Last year I finally decided to try dating again, so I got on the apps. It’s rough out there. A lot of false starts, ghosting, etc., until two months ago I really clicked with a girl. We’ve been seeing each other most weekends since.

This brings me to the fuck up. Last weekend we were having one of those lazy, early-relationship-pillow-talk Sunday mornings. At one point I went to get up to make coffee, and while I was sitting on the edge of the bed she hugged me from behind and rested her cheek against my upper back. I am 6’ and 190 pounds, I am not used to being held like that, and I was not prepared.

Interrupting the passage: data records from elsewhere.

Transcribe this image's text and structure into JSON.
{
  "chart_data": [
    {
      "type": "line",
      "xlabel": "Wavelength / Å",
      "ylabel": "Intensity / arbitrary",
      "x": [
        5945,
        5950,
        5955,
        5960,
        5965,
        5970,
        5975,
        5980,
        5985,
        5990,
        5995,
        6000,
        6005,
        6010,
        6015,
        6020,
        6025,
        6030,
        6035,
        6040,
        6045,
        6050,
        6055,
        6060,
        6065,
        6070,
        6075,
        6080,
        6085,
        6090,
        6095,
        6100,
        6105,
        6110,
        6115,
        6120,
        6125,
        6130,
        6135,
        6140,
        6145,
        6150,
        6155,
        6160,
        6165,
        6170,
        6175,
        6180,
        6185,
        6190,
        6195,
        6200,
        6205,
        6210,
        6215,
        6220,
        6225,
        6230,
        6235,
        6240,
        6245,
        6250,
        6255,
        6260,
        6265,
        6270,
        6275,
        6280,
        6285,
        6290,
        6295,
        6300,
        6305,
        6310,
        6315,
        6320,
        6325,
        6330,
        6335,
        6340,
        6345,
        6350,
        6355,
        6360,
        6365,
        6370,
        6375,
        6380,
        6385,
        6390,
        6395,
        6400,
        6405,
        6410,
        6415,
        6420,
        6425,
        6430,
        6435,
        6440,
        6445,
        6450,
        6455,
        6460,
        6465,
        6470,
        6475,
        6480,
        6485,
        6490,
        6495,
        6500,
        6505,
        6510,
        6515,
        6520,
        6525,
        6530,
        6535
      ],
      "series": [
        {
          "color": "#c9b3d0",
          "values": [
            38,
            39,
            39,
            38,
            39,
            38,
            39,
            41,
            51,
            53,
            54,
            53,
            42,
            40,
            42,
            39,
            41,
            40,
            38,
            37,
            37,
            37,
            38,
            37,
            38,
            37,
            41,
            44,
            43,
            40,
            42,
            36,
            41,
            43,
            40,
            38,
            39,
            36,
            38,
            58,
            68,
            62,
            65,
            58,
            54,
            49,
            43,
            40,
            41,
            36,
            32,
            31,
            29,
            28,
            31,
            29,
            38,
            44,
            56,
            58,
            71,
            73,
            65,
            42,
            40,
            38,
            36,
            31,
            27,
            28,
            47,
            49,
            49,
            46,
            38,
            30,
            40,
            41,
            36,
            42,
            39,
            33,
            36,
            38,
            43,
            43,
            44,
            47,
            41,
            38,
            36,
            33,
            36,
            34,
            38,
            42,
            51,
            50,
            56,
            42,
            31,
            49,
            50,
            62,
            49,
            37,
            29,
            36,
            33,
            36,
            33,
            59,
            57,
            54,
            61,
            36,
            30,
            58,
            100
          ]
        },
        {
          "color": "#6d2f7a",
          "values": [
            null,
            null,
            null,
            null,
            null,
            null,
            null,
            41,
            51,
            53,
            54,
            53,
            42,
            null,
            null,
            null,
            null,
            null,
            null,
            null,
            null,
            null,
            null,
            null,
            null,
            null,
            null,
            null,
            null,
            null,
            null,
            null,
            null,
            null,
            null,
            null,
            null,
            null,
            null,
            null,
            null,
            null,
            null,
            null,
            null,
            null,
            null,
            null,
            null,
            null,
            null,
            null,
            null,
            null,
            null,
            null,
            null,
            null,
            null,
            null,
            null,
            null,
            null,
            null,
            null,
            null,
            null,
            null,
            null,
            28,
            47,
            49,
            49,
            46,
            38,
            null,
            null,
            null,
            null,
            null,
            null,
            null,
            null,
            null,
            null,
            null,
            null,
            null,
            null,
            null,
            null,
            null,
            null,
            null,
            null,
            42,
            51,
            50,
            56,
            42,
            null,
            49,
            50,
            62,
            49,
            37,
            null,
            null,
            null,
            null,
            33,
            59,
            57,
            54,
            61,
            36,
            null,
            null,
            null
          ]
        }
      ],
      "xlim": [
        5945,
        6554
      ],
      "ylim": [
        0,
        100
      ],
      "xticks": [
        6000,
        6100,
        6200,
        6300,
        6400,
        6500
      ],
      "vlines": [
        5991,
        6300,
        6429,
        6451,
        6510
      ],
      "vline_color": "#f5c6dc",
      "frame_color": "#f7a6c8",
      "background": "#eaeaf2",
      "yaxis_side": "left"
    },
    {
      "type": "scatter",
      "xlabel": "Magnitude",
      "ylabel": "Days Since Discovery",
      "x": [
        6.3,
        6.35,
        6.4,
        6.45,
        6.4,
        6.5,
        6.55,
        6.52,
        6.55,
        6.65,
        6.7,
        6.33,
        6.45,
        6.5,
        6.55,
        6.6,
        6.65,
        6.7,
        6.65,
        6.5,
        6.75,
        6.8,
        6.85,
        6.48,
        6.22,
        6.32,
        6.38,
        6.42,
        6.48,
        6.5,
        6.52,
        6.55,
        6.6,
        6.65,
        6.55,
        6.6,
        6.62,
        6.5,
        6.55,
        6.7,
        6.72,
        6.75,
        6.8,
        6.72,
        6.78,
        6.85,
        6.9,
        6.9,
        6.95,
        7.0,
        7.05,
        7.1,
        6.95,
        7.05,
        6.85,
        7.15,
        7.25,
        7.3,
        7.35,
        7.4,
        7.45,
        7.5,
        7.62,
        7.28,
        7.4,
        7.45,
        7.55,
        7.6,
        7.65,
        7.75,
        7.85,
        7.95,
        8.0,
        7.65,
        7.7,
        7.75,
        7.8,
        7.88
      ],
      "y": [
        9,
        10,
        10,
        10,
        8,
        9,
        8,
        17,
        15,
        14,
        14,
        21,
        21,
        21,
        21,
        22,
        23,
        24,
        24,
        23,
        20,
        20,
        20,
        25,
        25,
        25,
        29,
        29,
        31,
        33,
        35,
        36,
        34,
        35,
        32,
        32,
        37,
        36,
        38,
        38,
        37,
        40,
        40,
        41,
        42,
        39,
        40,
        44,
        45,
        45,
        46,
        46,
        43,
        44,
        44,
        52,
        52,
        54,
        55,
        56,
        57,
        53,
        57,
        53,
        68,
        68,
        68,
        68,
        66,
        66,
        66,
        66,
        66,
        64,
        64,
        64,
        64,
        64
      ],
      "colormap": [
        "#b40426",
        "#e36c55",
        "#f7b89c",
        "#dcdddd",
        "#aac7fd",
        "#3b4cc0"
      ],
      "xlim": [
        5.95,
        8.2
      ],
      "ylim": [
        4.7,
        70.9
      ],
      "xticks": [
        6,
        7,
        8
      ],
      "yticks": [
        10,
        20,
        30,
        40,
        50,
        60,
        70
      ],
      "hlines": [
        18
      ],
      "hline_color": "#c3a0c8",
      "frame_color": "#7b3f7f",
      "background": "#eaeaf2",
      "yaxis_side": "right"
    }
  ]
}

In that moment all the isolation and tension and effort of the last two years washed away, and I felt overwhelmingly safe and relaxed and at peace. In the most fundamental way, I wasn’t alone. It was such an intense feeling of relief that I started shaking and got tears in my eyes. She asked me what was wrong, and I told her I just hadn’t felt so happy in a long time. The rest of the morning seemed pretty normal, we made out for a while, had coffee, and she went home.

On Monday I sent her a text to ask about plans for the following weekend. I didn’t hear back, which was unusual. On Wednesday I asked what was up, and she responded that work was super busy and she’d get back to me soon. Then yesterday I woke up to a super long text, explaining that she doesn’t see a future for us, it’s too much pressure being responsible for someone else’s happiness, and she needs to be with someone whose “cup is already full”. I texted back asking if we could talk, but that was left on read.

I get where she’s coming from. It’s just so frustrating. I've made so much progress the last couple of years, but on some level I still crave that feeling of intimacy, and it seems like the only way to get it is to not need it. I tried to write a wise conclusion here but it’s all a jumble so I’ll just leave it at that.

TL;DR - Had a moment of genuine vulnerability, got dumped.